On systems where robosuite cannot create an EGL offscreen context, run the same command with MUJOCO_GL=glx.

Main Reported Results

The CSV summaries in results/ mirror the reported tables. Local LeWM-family rows are mean±std over five fixed evaluation groups of 50 episodes.

TaskLeWMLeWM-contRC-auxMatched delta
TwoRoom88.8±3.088.8±3.098.0±1.4+9.2
Reacher81.2±7.982.8±7.287.2±6.4+4.4
Push-T90.4±3.091.2±3.990.8±3.3-0.4
Wall50.4±6.5--83.6±3.6+33.2
Cube72.4±5.972.8±5.276.0±7.5+3.2

For TwoRoom, Reacher, Push-T, and Cube, matched deltas compare against LeWM-cont.
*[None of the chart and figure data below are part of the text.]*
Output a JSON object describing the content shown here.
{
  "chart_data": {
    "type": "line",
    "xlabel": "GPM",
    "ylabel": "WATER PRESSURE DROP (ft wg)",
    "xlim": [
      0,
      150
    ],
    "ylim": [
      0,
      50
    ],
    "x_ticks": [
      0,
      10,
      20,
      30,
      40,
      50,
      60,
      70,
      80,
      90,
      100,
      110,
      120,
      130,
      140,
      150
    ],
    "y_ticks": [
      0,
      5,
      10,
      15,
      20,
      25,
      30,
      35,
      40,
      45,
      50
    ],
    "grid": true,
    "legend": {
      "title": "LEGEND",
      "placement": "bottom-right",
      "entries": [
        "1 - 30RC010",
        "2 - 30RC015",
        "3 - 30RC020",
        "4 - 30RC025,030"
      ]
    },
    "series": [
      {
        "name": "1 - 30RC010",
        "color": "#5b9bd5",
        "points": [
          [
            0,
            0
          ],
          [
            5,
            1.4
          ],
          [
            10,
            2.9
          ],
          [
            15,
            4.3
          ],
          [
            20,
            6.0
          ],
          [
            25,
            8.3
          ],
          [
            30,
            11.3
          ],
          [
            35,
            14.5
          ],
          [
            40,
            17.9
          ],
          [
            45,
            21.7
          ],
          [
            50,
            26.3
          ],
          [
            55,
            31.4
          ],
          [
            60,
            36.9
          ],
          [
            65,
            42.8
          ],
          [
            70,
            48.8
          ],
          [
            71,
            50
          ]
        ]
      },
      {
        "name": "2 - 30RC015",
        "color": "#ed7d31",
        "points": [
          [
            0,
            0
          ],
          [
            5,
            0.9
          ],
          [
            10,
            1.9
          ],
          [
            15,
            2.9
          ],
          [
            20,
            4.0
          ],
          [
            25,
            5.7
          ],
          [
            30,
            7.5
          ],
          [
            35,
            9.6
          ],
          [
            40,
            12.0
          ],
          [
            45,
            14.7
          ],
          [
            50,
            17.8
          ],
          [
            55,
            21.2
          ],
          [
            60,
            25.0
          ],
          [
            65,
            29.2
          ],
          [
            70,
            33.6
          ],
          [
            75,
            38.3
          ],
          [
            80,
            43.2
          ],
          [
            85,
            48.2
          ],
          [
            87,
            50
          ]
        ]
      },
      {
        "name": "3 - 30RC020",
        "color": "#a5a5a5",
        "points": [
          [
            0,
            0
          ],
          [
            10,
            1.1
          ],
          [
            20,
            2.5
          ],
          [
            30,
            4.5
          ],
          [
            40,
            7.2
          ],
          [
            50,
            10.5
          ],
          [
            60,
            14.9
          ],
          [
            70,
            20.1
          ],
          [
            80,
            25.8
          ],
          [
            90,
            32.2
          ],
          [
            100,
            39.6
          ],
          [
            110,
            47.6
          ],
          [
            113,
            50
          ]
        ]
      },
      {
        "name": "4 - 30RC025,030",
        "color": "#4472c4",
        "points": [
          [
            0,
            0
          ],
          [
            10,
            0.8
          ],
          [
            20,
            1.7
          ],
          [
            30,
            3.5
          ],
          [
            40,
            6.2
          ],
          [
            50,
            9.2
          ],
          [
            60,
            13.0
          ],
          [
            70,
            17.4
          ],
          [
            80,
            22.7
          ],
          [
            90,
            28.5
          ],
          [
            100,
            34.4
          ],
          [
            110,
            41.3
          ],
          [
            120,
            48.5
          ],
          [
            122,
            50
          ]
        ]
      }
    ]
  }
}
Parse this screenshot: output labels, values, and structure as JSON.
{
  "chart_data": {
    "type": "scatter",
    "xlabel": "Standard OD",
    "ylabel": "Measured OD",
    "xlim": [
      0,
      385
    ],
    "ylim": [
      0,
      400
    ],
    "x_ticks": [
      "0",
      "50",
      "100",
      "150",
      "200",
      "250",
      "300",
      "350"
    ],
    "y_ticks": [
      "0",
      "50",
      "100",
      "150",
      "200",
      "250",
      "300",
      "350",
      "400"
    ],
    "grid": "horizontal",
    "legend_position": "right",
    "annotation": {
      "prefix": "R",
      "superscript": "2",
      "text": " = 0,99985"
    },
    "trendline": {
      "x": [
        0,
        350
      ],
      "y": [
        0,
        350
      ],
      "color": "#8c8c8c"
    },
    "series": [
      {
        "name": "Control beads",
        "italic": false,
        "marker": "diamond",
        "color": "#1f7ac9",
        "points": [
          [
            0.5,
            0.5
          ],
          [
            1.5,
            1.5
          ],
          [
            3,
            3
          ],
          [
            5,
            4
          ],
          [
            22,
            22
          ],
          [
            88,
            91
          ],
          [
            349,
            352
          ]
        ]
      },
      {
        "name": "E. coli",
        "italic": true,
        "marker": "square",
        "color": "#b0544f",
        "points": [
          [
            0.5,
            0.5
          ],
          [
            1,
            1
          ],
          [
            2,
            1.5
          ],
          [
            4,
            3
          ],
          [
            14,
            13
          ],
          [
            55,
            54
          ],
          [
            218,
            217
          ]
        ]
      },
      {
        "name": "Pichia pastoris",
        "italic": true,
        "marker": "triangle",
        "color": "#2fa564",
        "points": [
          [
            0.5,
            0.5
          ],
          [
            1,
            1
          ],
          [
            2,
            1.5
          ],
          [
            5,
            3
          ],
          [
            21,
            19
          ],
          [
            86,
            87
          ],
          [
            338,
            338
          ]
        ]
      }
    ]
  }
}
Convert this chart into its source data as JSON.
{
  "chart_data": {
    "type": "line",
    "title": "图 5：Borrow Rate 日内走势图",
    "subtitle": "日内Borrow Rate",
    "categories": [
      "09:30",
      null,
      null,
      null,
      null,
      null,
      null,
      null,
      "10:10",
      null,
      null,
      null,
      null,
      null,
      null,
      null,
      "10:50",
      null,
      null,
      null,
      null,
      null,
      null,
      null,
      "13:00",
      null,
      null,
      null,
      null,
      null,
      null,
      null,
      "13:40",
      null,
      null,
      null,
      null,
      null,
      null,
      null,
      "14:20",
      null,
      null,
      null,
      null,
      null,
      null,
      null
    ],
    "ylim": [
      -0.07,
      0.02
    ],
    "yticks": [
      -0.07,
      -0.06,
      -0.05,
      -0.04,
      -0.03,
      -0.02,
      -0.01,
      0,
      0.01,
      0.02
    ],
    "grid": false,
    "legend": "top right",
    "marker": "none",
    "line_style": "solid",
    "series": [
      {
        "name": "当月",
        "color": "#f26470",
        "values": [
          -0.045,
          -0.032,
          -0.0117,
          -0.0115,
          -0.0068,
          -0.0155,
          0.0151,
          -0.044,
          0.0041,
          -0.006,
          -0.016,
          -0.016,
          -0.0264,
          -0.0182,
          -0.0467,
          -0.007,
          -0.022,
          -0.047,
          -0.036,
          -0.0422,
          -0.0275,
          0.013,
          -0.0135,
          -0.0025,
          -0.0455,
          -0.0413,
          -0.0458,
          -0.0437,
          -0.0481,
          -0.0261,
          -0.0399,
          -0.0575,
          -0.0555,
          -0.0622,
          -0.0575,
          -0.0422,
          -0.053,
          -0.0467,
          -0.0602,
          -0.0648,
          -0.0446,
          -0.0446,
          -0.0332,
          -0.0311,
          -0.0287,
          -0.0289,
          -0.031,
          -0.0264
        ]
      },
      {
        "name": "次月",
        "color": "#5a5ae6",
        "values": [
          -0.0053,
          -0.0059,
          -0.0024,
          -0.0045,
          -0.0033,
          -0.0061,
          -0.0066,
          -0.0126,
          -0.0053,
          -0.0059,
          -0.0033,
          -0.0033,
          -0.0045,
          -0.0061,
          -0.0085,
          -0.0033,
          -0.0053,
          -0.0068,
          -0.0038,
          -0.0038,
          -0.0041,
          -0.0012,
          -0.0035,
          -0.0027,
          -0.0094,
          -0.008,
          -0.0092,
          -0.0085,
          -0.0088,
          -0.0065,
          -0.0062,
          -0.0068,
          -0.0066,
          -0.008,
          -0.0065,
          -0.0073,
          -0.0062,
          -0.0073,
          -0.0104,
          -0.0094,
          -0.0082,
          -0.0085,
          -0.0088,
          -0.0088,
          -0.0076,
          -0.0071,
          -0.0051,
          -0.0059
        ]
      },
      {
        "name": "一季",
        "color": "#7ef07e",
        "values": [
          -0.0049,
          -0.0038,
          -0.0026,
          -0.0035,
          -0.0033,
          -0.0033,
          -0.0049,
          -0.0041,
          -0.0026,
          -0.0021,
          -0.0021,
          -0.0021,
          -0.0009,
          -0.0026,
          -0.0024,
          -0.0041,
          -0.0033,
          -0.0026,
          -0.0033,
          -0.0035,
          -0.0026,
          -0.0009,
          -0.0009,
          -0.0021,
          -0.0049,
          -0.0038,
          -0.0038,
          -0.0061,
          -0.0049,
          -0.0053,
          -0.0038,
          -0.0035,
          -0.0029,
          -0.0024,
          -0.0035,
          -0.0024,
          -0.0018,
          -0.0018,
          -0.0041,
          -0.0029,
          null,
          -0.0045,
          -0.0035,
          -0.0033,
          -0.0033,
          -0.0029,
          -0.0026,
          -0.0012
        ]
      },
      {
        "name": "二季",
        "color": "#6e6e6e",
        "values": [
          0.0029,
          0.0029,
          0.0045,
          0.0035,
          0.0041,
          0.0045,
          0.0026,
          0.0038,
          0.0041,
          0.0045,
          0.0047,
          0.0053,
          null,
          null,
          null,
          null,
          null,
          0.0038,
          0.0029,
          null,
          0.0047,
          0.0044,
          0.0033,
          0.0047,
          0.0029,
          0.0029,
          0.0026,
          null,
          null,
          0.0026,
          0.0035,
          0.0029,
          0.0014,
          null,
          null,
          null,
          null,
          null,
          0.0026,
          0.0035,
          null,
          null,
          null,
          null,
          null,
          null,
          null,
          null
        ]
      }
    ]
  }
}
For Wall, no continuation control is available, so the matched delta compares against local LeWM.

Citation

@article{li2026predictive,
  title={Predictive but Not Plannable: RC-aux for Latent World Models},
  author={Li, Wenyuan and Li, Guang and Maeda, Keisuke and Ogawa, Takahiro and Haseyama, Miki},
  journal={arXiv preprint arXiv:2605.07278},
  year={2026}
}

This project builds on LeWorldModel, stable-worldmodel, stable-pretraining, DINO-WM, and LIBERO. Please cite the corresponding original work when using those components.